As to the claim of the plaintiff that he entered the right of way first, the photographs of the vehicles taken after the collision show that the left front end of the plaintiff's car hit the right wheel and fender of defendant's truck. From the evidence and the appearance of the vehicles it would appear that both vehicles entered the intersection at approximately the same time. As to the speed of the truck and the car there is only the testimony of the plaintiff and defendant, and each testified that he was driving not to exceed 20 miles per hour. This testimony is not disputed. Neither party was violating any law of the state or speed regulations prescribed by the Highway Commissioner. Subsection 1 of Section 39-1017, NDRC 1943 was considered by this court in Knudsen v. Arendt, supra. We quote from the opinion:

"It is clear that subsection 1 of Section 39-1017, NDRC 1943 applies to all cases in which vehicles approach the intersection at approximately the same time. Vehicles approach an intersection at approximately the same time when there is imminent danger of a collision at some point within the intersection if each maintains its established *391 course and speed. Blashfield Cyc. of Automobile Law, § 993, n. 28 (Perm.ed. 1951); Fester v. George, 71 S.D. 424, 25 N.W.2d 455; Gendron v. Glidden, 84 N.H. 162, 148 A. 461; Prato v. Coffey, 135 Conn. 445, 66 A.2d 113; Mattfeld v. Nester, 226 Minn. 106, 32 N.W.2d 291, 3 A.L.R.2d 909. The words `at approximately the same time' do not mean `at precisely the same instant' and in order for a vehicle entering an intersection from the left to secure a right of way by possession under subsection 3 of Section 39-1017, NDRC 1943, it must enter the intersection at a sufficient interval of time ahead of a vehicle approaching from the right, so that it may be said the vehicles did not enter at approximately the same time. Such an interval must be of appreciable duration. Moore v. Kujath, 225 Minn. 107, 29 N.W.2d 883, 175 A.L.R. 1007."

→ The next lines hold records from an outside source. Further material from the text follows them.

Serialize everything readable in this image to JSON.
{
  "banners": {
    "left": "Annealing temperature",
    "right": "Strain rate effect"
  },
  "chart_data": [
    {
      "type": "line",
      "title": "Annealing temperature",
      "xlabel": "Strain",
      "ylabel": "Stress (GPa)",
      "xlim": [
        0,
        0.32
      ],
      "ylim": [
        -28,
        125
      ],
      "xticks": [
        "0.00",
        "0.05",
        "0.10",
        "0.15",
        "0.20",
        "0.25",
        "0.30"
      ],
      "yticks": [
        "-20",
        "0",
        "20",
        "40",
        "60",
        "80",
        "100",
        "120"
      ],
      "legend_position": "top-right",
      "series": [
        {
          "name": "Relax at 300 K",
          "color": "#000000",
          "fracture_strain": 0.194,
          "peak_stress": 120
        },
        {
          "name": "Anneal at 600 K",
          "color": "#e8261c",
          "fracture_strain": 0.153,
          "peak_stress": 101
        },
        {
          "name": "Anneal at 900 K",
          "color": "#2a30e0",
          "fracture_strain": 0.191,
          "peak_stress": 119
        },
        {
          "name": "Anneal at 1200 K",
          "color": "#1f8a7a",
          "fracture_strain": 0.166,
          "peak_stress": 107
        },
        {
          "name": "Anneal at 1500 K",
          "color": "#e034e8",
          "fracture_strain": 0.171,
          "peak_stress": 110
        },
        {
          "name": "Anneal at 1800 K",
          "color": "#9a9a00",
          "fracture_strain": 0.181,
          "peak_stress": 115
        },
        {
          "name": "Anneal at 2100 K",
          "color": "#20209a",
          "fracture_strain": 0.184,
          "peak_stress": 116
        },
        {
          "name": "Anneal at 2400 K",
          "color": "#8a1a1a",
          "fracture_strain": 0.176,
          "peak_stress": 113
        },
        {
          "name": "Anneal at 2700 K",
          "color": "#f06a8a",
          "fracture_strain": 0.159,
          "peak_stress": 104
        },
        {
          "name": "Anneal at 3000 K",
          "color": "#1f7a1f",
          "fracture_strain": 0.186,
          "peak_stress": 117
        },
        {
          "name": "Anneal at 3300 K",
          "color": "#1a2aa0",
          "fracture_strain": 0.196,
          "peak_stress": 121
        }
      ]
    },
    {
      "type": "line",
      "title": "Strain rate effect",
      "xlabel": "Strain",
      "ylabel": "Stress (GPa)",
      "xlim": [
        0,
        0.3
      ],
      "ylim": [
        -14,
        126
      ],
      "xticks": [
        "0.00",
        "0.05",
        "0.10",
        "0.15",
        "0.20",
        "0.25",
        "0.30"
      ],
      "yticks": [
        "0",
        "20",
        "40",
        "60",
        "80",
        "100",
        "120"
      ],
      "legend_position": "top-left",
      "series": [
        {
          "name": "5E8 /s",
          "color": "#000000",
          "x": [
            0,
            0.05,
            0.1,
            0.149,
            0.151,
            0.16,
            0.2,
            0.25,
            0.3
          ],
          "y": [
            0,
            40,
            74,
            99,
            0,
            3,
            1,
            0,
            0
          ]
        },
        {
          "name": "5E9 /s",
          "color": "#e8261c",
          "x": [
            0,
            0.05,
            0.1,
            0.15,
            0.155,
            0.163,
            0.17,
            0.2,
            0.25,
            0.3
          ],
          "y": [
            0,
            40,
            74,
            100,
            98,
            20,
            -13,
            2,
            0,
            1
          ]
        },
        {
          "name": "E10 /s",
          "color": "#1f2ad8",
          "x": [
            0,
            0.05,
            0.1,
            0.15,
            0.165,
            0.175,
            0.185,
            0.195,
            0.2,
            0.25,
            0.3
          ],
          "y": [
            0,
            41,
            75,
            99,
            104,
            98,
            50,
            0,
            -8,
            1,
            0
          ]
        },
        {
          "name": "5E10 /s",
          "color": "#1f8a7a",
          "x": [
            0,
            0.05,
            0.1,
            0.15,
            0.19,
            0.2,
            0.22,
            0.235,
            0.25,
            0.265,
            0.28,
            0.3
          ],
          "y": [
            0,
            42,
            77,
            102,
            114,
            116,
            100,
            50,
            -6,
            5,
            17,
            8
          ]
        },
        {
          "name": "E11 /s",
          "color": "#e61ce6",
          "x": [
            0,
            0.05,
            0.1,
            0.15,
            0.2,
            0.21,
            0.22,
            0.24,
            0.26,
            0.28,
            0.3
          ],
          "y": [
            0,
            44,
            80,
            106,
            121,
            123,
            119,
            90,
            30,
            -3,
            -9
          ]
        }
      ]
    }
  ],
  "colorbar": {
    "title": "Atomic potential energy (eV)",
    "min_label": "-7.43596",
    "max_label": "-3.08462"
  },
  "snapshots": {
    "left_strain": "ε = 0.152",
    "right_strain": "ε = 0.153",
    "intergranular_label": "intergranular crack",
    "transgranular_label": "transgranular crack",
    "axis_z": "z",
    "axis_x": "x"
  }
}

Plaintiff testified that when he was 75 feet from the intersection a gravel truck traveling south crossed the intersection and he saw it as it continued traveling south 200 to 300 feet and that it met and passed defendant's truck. He testified further that he looked to the south when he was 50 feet from the intersection but did not see the defendant. According to their testimony plaintiff and defendant were both driving approximately 20 miles an hour. If plaintiff looked to the left when he was 50 feet from the intersection he should have seen the defendant because both parties must have been approximately the same distance from the intersection. In 60 C.J.S. Motor Vehicles § 353, p. 838 it is stated:

"The failure of a driver to maintain a proper lookout, and to see what he could and should have seen, on approaching and traversing a crossing or intersection may constitute negligence as a matter of law."

In the same volume, same title, pp. 840, 841, is a similar statement:

"A motorist approaching and traversing a crossing or intersection will be deemed to have seen what he could and should have seen; he is under a duty to see what is visible and in plain sight. The mere fact that he looked will not excuse him if he did not see what was apparent, since in such case his failure to see constitutes as great negligence, under the law, as though he had not looked at all."

The evidence shows that from a point 1,000 feet east of the intersection the plaintiff had a clear view of the northsouth road 2,600 feet south of the intersection. The defendant had a clear view of the east-west road and should have seen the plaintiff had he looked to the right. According to the evidence they were driving at the same rate of speed. The collision occurred in the center of the intersection. Had either party maintained a proper lookout the collision could have been avoided. The only reasonable inference to be drawn from the record is that both plaintiff and defendant were negligent as a matter of law and that their concurrent negligence contributed proximately to the collision and precludes recovery by either party from the other. Although, under Section 28-1509, NDRC 1943, the refusal of the trial court to submit the case to the jury was error; nevertheless upon the record before us it was error without prejudice. Accordingly the judgment is affirmed.

GRIMSON, C. J., and JOHNSON, BURKE and MORRIS, JJ., concur.